Ph.D StudentGueta Tomer
SubjectDeveloping Tools and Methodology for Data-Intensive
Biodiversity Research
DepartmentDepartment of Civil and Environmental Engineering
Supervisors PROF. Yohay Carmel
DR. Avi Bar-Massada


The recent availability of massive volumes of species occurrence data from numerous sources, connected within a single portal, may facilitate answering fundamental ecological questions. Yet, these big biodiversity databases suffer from serious errors and biases, which may invalidate their use in research. Here, three directions were used to mitigate this problem: First, tools to help end-users (ecologists) conduct their own advanced data-cleaning, based on the aim of their specific research were developed and evaluated. Towards that end, bdclean, a novel R package that facilitates data-cleaning in a user-friendly workflow, specifically designed for inexperienced R users, was developed.

Second, the value of case-specific user-level data-cleaning was explored. A new framework to quantify the effect of user-level data-cleaning on data quality using SDMs (Species Distribution Models) was developed. The basic assumption here is that the change in SDM performance following data-cleaning reflects the change in data-quality. Data on Australian mammals served to exemplify this approach. SDMs for various functional groups at six spatial scales were constructed. Data-cleaning resulted in significant improvement in gain (SDM performance index) of 5-25% for all functional groups and across all spatial scales.

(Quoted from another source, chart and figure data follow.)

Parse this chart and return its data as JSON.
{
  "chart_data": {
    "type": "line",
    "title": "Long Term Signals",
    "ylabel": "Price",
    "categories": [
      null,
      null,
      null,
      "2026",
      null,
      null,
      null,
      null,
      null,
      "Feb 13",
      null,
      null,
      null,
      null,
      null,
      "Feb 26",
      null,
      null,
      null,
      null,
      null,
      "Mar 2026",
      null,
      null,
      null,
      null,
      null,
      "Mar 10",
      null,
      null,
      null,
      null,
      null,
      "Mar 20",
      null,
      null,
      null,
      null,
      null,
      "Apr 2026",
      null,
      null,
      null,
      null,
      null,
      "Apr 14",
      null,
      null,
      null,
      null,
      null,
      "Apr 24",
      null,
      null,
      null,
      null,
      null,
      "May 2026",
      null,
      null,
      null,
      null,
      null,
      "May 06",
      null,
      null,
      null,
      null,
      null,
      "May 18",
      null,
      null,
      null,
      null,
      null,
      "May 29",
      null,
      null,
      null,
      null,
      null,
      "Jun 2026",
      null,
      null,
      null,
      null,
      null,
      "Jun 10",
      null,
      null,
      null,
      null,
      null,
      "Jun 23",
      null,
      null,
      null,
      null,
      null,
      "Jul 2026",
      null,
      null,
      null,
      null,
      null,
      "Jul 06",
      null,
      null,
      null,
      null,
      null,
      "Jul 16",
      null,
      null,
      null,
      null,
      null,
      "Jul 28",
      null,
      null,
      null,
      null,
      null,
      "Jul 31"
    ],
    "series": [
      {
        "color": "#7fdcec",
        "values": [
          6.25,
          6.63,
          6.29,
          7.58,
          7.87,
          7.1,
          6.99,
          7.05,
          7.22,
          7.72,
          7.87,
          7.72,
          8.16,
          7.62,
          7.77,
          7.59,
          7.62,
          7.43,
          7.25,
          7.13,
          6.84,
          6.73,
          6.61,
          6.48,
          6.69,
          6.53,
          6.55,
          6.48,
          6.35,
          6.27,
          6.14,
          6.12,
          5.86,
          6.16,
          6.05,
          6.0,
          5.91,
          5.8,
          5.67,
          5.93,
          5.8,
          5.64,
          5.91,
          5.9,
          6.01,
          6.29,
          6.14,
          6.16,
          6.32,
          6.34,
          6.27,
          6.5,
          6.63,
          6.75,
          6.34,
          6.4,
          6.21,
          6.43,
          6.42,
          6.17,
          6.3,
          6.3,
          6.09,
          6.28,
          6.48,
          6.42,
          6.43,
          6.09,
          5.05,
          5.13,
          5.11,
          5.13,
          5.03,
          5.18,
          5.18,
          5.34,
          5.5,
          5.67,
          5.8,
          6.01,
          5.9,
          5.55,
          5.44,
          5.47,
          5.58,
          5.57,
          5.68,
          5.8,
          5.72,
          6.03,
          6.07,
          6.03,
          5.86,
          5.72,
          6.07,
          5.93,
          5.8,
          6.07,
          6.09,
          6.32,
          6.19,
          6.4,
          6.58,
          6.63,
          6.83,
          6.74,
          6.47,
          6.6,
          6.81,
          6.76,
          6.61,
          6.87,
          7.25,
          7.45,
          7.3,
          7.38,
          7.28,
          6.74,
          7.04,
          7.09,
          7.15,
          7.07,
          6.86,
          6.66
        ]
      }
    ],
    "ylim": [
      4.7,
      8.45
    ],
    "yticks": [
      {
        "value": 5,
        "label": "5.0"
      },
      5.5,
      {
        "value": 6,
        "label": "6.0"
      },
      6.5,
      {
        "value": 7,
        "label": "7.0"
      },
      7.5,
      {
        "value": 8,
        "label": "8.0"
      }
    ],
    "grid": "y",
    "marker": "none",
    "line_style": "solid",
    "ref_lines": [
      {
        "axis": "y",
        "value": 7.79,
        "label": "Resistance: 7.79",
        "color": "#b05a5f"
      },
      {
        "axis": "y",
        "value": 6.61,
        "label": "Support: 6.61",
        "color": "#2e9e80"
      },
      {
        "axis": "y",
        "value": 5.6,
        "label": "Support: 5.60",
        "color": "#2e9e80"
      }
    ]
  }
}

            Third, a novel means of interpreting results was proposed and evaluated, by binding data-cleaning to data analysis. It is feasible to assume that even the most advanced cleaning procedures are not perfect. The change in signal between the pre- and post-cleaning phases, in addition to the signal itself, was used in order to evaluate the research question. This approach was explored using a well-known community-ecology question. The case study concerns the debate over the role of environmental factors in determining species distribution (relative to the roles of stochasticity and dispersal).

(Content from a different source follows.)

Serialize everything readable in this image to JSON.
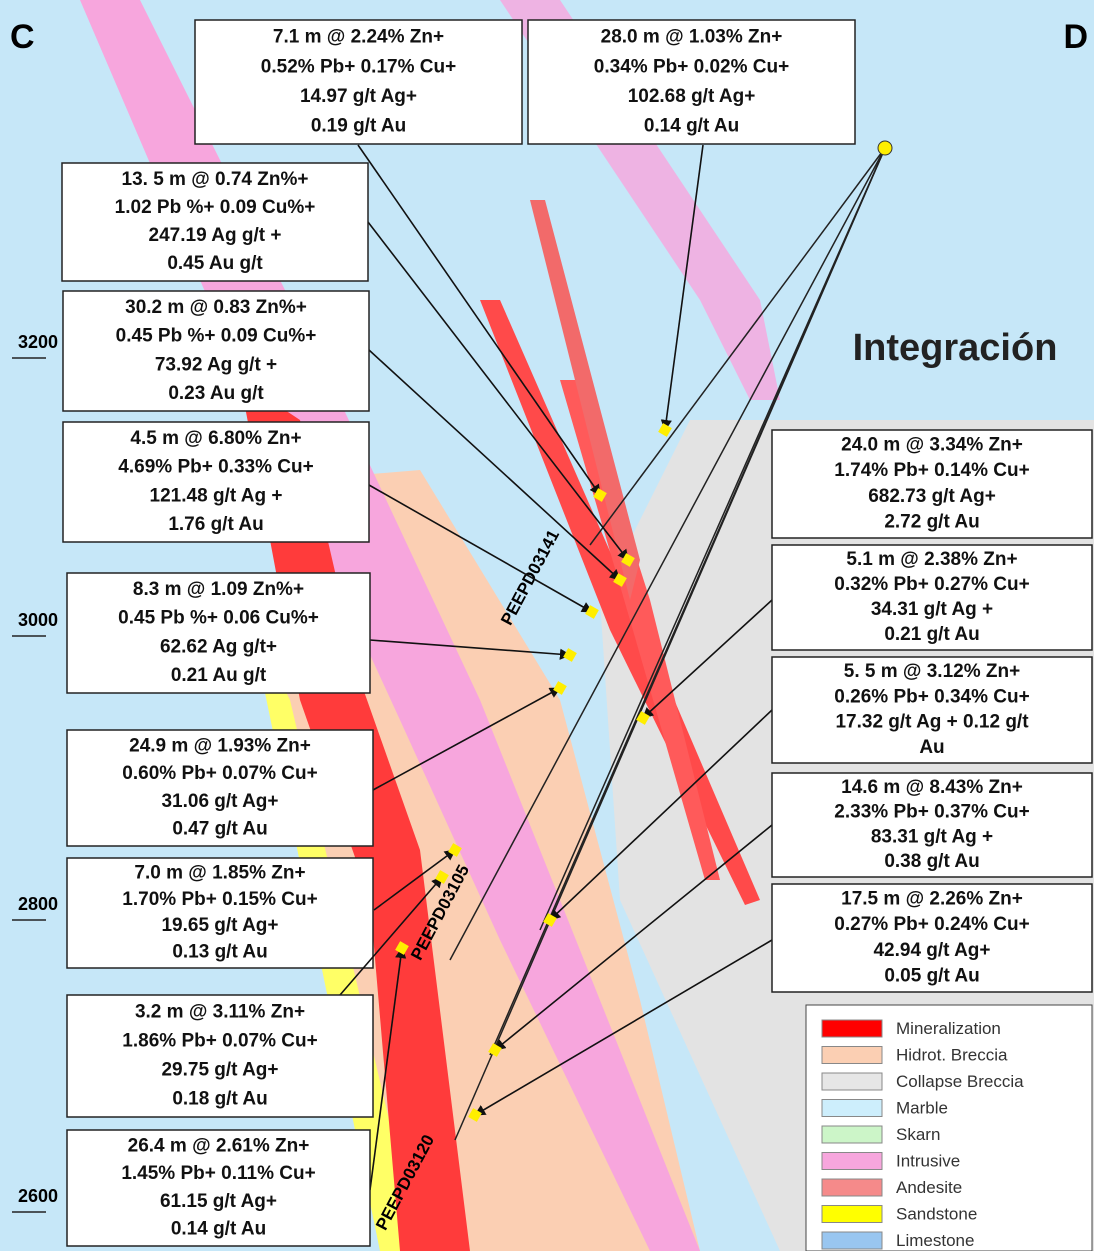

Three alternative hypotheses were distinguished (niche, neutral and continuum), using SDM performance as a proxy for the strength of environmental factors over a gradient of species richness. These hypotheses were tested using data downloaded from GBIF (Global Biodiversity Information Facility). Three corresponding datasets were generated using virtual species, in order to validate the predictions and to test various aspects of the analysis. Analyses of the virtual species showed that the niche, continuum, and neutral communities resulted in a clear positive-, negative-, and nonsignificant trends, respectively. Negative correlations between species-richness and the predictive power of environmental factors were more common than positive correlations. The signal was found to be consistent in various thresholds, ensemble techniques and spatial grids, and was supported by the virtual species results. Comparing the results before- and after data-cleaning, there was a consistent trend, in which the signal became stronger and clearer after data-cleaning. The results, therefore, provide strong support to the continuum hypothesis.

This research reveals the merit of incorporating data-cleaning as part of the data analysis when working with biodiversity big-data for answering macro-ecological questions, and builds tools towards the best practice of user-level data-cleaning. The tools and methodology which were developed throughout this research can improve our ability to answer ecological questions, specifically in empirical analysis that builds upon data available from large biodiversity databases.